Fix typos, indentation, and add missing docstrings (QKmeans + Grover)

pyqpanda-algorithm/pyqpanda_alg/Grover/Grover_core.py

@@ -25,7 +25,7 @@ class Grover:
             Operator/Circuit of marking the good states by phase-flip. Default doing a pauli-Z
             gate at the last qubit.
         zero_flip : callable ``f(qubits)``\n
-            Operator/Circuit of reflects 0s by phase-flip. Default doing a zero-controled pauli-Z
+            Operator/Circuit of reflects 0s by phase-flip. Default doing a zero-controlled pauli-Z
             gate on qubits.
         mark_data : ``str``, ``list[str]``\n
             Marked target state. Default None.
@@ -246,7 +246,7 @@ def amp_operator(q_input=None, q_flip=None, q_zero=None, in_operator=None, flip_
             Operator/Circuit of marking the good states by phase-flip. Default doing a pauli-Z
             gate at the last qubit.
         zero_flip : callable ``f(qubits)``\n
-            Operator/Circuit of reflects 0s by phase-flip. Default doing a zero-controled pauli-Z
+            Operator/Circuit of reflects 0s by phase-flip. Default doing a zero-controlled pauli-Z
             gate on qubits.
 
     Returns

pyqpanda-algorithm/pyqpanda_alg/QKmeans/QuantumKmeans.py

@@ -19,6 +19,29 @@
 
 
 def _QuantumKmeansCircuit(theta0, phi0, theta, phi):
+    """
+    Build and run a swap-test circuit to estimate the distance between two qubit states.
+
+    Uses the swap test: a Hadamard on an ancilla qubit, a controlled-SWAP between the two
+    data qubits, and a final Hadamard, then measures the ancilla.
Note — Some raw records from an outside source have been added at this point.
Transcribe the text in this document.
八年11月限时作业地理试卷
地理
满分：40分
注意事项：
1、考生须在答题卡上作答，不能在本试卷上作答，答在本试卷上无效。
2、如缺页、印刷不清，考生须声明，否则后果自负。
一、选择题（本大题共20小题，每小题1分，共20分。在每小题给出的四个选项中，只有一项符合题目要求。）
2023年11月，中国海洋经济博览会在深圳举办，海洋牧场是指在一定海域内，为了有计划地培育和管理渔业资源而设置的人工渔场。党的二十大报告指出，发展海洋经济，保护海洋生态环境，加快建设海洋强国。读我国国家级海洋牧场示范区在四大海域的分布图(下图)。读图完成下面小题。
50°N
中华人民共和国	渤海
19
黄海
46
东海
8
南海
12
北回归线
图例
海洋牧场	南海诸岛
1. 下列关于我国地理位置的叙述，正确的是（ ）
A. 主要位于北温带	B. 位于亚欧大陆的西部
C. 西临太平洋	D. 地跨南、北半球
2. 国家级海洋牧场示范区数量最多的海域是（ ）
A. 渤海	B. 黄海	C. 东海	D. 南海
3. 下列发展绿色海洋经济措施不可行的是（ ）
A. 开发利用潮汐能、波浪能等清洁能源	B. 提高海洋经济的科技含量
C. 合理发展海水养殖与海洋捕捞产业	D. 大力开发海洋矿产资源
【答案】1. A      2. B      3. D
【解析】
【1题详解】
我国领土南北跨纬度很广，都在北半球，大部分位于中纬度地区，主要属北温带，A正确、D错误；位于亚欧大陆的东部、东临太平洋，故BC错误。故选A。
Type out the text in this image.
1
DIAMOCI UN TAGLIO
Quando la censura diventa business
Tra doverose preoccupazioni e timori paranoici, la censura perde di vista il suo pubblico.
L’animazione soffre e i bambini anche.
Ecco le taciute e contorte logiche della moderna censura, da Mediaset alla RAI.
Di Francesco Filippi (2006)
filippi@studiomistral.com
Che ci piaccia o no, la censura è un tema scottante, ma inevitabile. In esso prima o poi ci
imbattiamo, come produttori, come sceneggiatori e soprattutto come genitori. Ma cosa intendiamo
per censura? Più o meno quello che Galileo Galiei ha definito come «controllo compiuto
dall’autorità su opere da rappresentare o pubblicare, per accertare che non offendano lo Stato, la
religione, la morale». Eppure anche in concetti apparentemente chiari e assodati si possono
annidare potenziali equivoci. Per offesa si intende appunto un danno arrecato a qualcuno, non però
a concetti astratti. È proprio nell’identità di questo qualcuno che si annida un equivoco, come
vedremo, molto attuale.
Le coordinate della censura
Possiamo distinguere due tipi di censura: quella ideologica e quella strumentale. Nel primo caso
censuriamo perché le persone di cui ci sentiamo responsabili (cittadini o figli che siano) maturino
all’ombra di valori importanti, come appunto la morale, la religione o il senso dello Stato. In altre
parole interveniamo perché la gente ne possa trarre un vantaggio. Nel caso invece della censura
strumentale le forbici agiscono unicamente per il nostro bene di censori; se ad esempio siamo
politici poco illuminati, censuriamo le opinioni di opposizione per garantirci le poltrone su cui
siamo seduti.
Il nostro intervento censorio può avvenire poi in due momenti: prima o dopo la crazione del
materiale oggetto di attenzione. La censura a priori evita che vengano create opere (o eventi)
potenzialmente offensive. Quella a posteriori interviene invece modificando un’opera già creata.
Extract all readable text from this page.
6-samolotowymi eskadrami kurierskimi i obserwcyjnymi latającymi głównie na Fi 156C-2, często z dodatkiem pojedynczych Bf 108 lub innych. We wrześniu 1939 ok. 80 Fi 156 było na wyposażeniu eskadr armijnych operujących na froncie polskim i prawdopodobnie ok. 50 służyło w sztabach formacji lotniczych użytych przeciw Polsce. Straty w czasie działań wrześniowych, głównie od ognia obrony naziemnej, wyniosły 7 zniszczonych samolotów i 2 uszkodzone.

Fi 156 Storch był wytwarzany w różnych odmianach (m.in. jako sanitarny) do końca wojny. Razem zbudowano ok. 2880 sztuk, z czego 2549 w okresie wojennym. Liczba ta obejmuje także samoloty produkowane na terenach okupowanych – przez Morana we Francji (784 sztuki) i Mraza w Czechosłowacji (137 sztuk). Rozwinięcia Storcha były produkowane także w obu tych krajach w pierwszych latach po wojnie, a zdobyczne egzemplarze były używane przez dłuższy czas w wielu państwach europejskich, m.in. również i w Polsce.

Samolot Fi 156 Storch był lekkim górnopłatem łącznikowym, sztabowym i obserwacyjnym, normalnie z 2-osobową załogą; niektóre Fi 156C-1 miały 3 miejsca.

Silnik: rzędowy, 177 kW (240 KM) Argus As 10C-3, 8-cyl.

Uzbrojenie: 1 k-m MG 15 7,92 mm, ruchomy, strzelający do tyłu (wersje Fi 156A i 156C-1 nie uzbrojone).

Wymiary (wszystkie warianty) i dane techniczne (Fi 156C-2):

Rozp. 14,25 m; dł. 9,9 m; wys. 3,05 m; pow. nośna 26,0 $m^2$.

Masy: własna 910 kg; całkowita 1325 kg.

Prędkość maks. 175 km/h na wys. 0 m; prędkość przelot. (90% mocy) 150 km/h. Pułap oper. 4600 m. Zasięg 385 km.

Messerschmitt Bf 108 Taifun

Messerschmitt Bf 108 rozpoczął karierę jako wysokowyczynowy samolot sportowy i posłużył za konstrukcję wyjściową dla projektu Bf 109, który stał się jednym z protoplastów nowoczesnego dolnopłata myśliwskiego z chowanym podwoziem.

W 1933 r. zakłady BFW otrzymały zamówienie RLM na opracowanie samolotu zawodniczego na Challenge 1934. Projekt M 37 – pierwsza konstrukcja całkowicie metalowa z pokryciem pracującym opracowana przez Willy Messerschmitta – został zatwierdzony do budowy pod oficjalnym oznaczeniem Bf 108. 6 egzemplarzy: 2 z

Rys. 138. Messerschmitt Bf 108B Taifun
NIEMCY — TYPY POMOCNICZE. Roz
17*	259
The probability of
+    measuring ``|1>`` on the ancilla is related to the inner product of the two states.
+
+    Parameters
+        theta0 : ``float``\n
+            Polar angle (theta) for the U3 gate encoding the first data point's x-coordinate.
+        phi0 : ``float``\n
+            Azimuthal angle (phi) for the U3 gate encoding the first data point's y-coordinate.
+        theta : ``float``\n
+            Polar angle (theta) for the U3 gate encoding the second data point's x-coordinate.
+        phi : ``float``\n
+            Azimuthal angle (phi) for the U3 gate encoding the second data point's y-coordinate.
+
+    Returns
+        result : ``dict``\n
+            Measurement probability dictionary for the ancilla qubit. Key ``'1'`` gives the
+            probability of measuring ``|1>``, which is proportional to the distance between
+            the two encoded states.
+    """
     machine = CPUQVM()
     prog = QProg(3)
     qlist = prog.qubits()
@@ -39,12 +62,33 @@ def _QuantumKmeansCircuit(theta0, phi0, theta, phi):
 
 
 def _point_centroid_distances(point, centroids, k):
+    """
+    Compute quantum-estimated distances from a data point to each of k centroids.
+
+    Encodes the x- and y-coordinates of the point and each centroid as qubit rotation
+    angles via a linear mapping to [0, pi], then calls ``_QuantumKmeansCircuit`` for
+    each centroid to obtain a swap-test probability proportional to the distance.
+
+    Parameters
+        point : ``array-like`` of length 2\n
+            A 2D data point ``[x, y]`` with values in [-1, 1].
+        centroids : ``list`` of array-like\n
+            List of k centroid coordinates, each of the form ``[x, y]``.
+        k : ``int``\n
+            Number of centroids (clusters).
+
+    Returns
+        results_list : ``list`` of ``float``\n
+            List of length k. Each element is the swap-test probability of measuring
+            ``|1>`` for the corresponding centroid — higher values indicate greater
+            distance from the data point to that centroid.
+    """
     xval = [point[0]]
     for i in range(k):
-      xval.append(centroids[i][0])
+        xval.append(centroids[i][0])
     yval = [point[1]]
     for i in range(k):
-      yval.append(centroids[i][1])
+        yval.append(centroids[i][1])
 
     theta_t = [((x + 1) * pi / 2) for x in xval]
     theta_c = [((x + 1) * pi / 2) for x in yval]

pyqpanda-algorithm/pyqpanda_alg/__init__.py

@@ -32,7 +32,6 @@
 from . import QAOA
 # from . import VQE
 # from . import HHL
-# from . import QAOA
 from . import QARM
 from . import QKmeans
 # from . import QLuoShu